John P. Leonard, MD: Andre?
Andre Goy, MD: The bone marrow biopsy is important. Sometimes, we see patients that have been diagnosed that don’t have a FISH panel. It allows us to actually perform a FISH panel and then complete the staging. And then, the gastrointestinal workup, with the upper and lower endoscopy, is positive in over 90% of patients at baseline. So, I would recommend to do it at the first restaging, to make sure inhibition was in complete response.
John P. Leonard, MD: I tend not to do bone marrow biopsies unless there are cytopenias or concerns about the cause of cytopenias. I agree that if there is still diagnostic workup to do, that can be useful.

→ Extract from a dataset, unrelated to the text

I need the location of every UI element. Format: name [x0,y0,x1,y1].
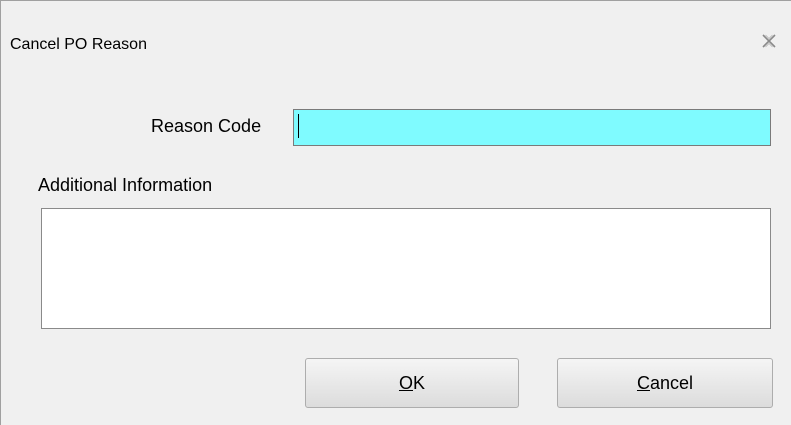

I tend not to do colonoscopies because I don’t think that they’re particularly helpful in changing the management in asymptomatic patients, unless they have something on their imaging findings to suggest so. Steve, do you practice in this area?

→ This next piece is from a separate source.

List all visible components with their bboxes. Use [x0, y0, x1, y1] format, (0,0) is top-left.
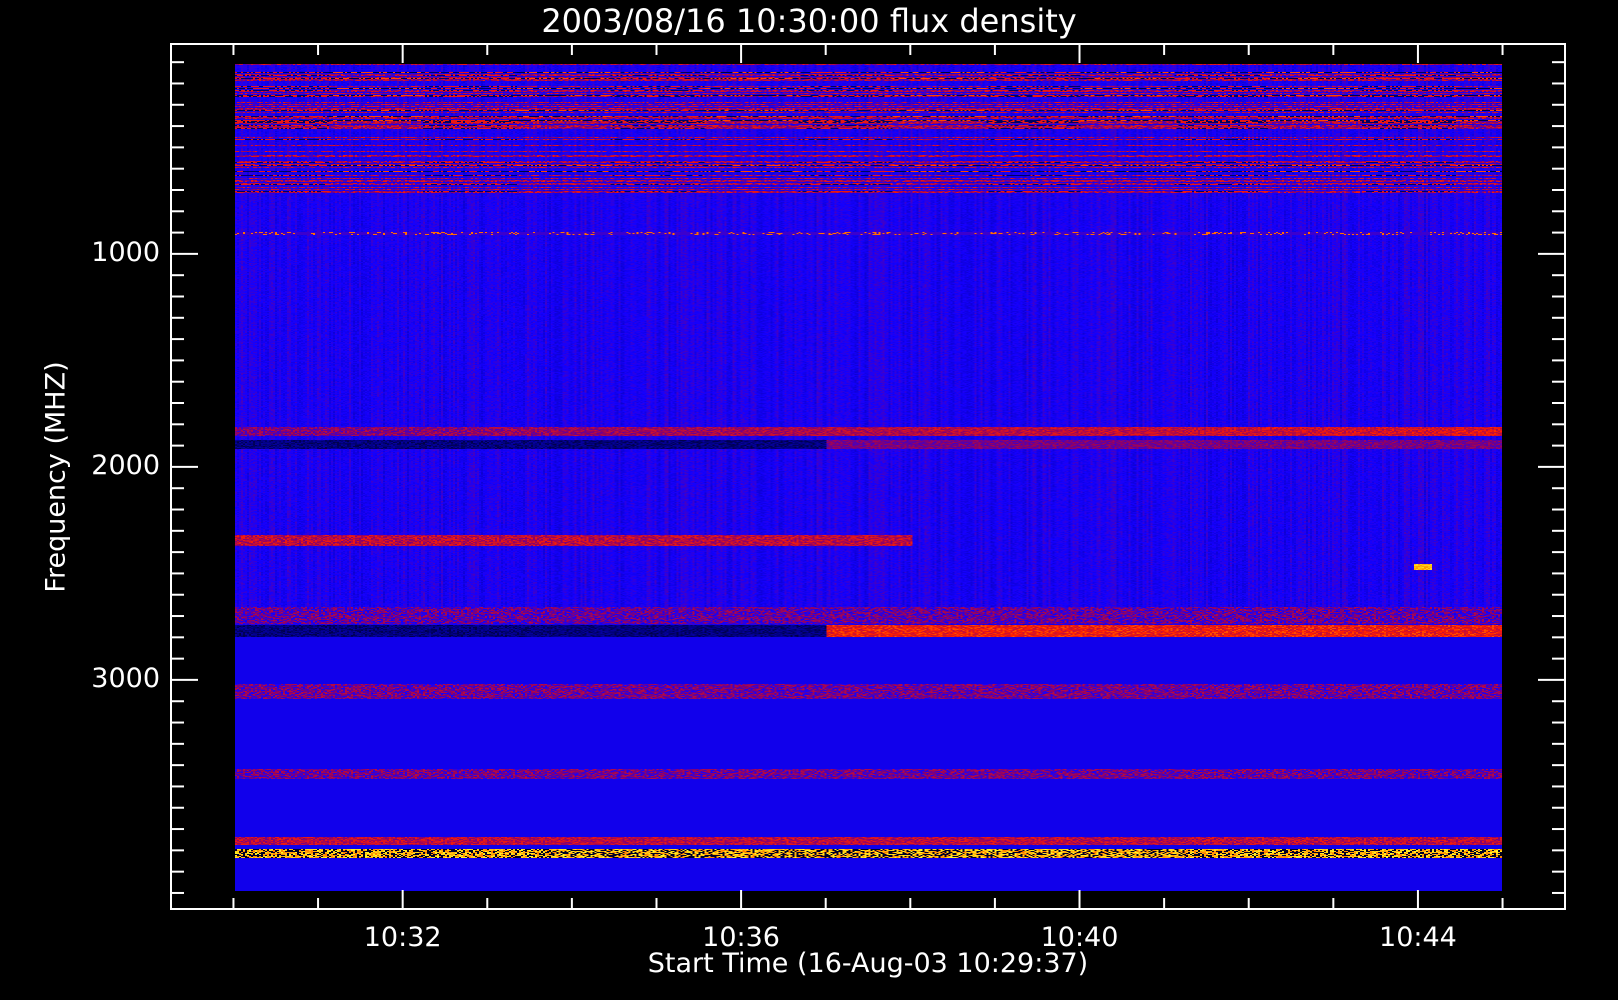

Stephen J. Schuster, MD: If a patient hasn’t had a colonoscopy in 2 years, I generally do it as part of the staging workup. It’s my habit to always look at where the disease is before you start treatment, and then go back, after you’re done with treatment, to do your response assessment. I have to say, it’s not uncommon for the diagnosis to have been made on a surveillance colonoscopy. As John has said, it’s amazing, for those of us who do hematologic oncology, to see the number of patients in whom it was diagnosed by colonoscopy.
With regard to bone marrow, I agree with what Andre said. Most of the time, we see these patients after a diagnosis has been made, at least at the University of Penn. And so, it’s nice to be able to get viable cells to do metaphase cytogenetics with some B-cell stimulation, and to look at complexity of karyotype. Bone marrow is so frequently positive that if you think it’s somebody in whom you’re worried about maybe needing treatment, or are worried about risk and want to get more information, I’ll do it so that I have viable cells. I always do next-generation sequencing, particularly to look for p53 mutations, because your FISH results may not show you a deletion of p53. But mutation is common. That really sways my approach to the management of patients, if their p53 is mutated. So, I like to have that information if a treatment decision is going to be made.

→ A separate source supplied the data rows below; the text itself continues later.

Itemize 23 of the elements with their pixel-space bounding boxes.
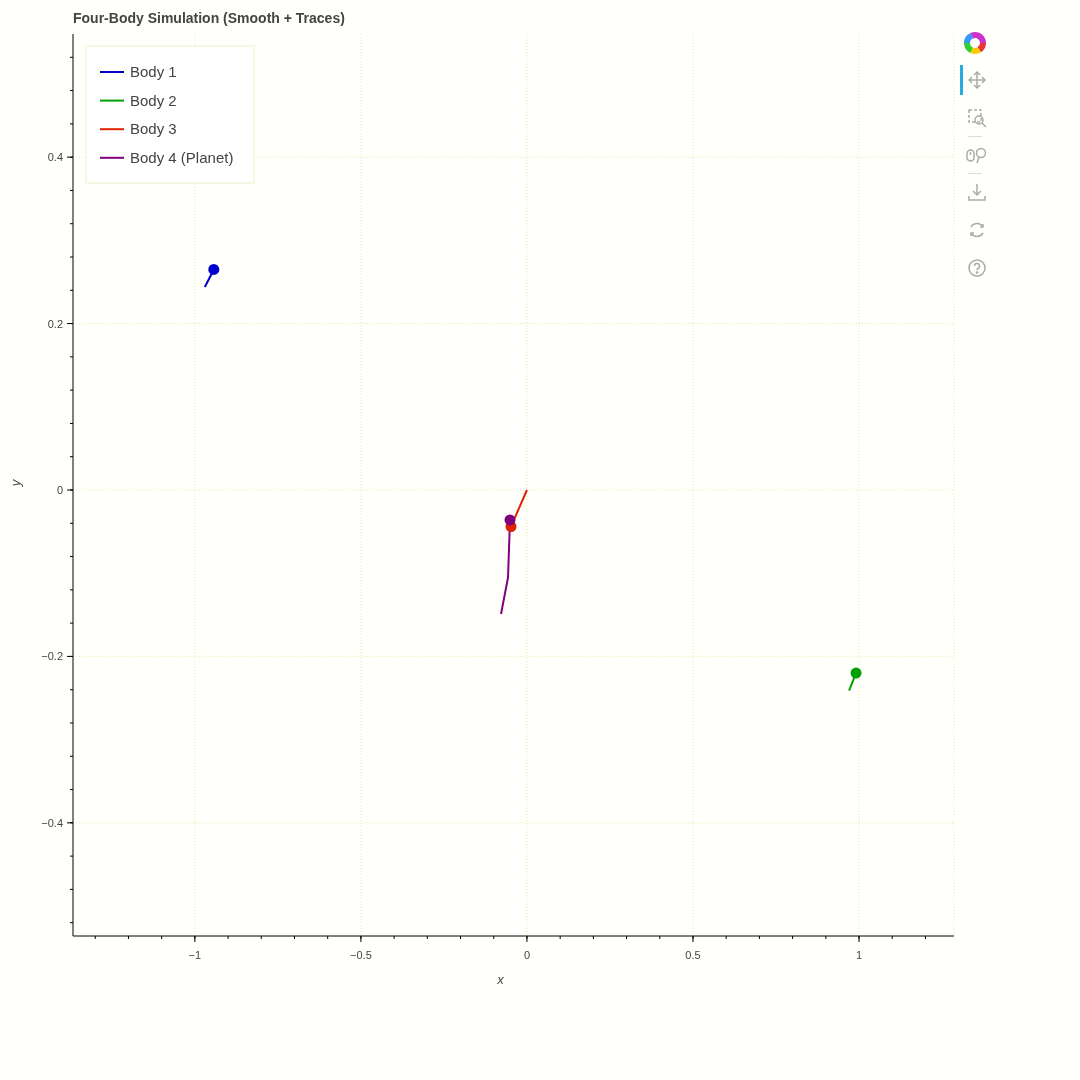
axis-label: y <box>8 479 23 487</box>
tick-label: 0 <box>523 949 530 961</box>
legend-label: Body 3 <box>130 120 177 138</box>
tick-label: −0.4 <box>41 816 63 829</box>
tick-label: 0.4 <box>47 151 63 164</box>
logo-icon <box>963 31 987 55</box>
box-zoom-icon <box>966 108 987 128</box>
tick-label: −1 <box>188 949 202 961</box>
wheel-zoom-icon <box>965 145 988 165</box>
download-icon <box>966 182 987 202</box>
legend-label: Body 4 (Planet) <box>130 148 234 166</box>
help-icon <box>966 258 987 278</box>
tick-label: 1 <box>855 949 863 961</box>
move-arrows-icon <box>966 70 987 90</box>
axis-label: x <box>497 972 504 987</box>
tick-label: 0.2 <box>47 317 63 330</box>
tick-label: 0.5 <box>685 949 701 961</box>
legend-label: Body 2 <box>130 91 177 109</box>
tick-label: −0.2 <box>41 650 63 663</box>
tick-label: 0 <box>56 484 63 496</box>
tick-label: −0.5 <box>350 949 372 961</box>
legend-label: Body 1 <box>130 63 177 80</box>
chart-title: Four-Body Simulation (Smooth + Traces) <box>73 10 345 26</box>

John P. Leonard, MD: Alexey, what is your practice with regard to bone marrow and endoscopy? Then, maybe you can start to take us into the discussion around the risk profile of your mantle cell patients?
Alexey V. Danilov, MD, PhD: Typically, I would also perform a bone marrow for the reasons that Steve outlined. It typically would be a good source of tissue for molecular studies, as up to 75% of cases see bone marrow involvement. I do not do staging colonoscopies. I was actually curious to know if Stephen recommends random biopsies on a colonoscopy?
Stephen J. Schuster, MD: No. Just visual inspection, biopsy suspicious.
Alexey V. Danilov, MD, PhD: And I think another point is CNS involvement. It’s very rare to see this at diagnosis in mantle cell lymphoma. It typically occurs at relapse, in about 5%, 10% of patients. So, I certainly, unlike in some subsets of diffuse large B-cell lymphoma, do not perform spinal taps at all.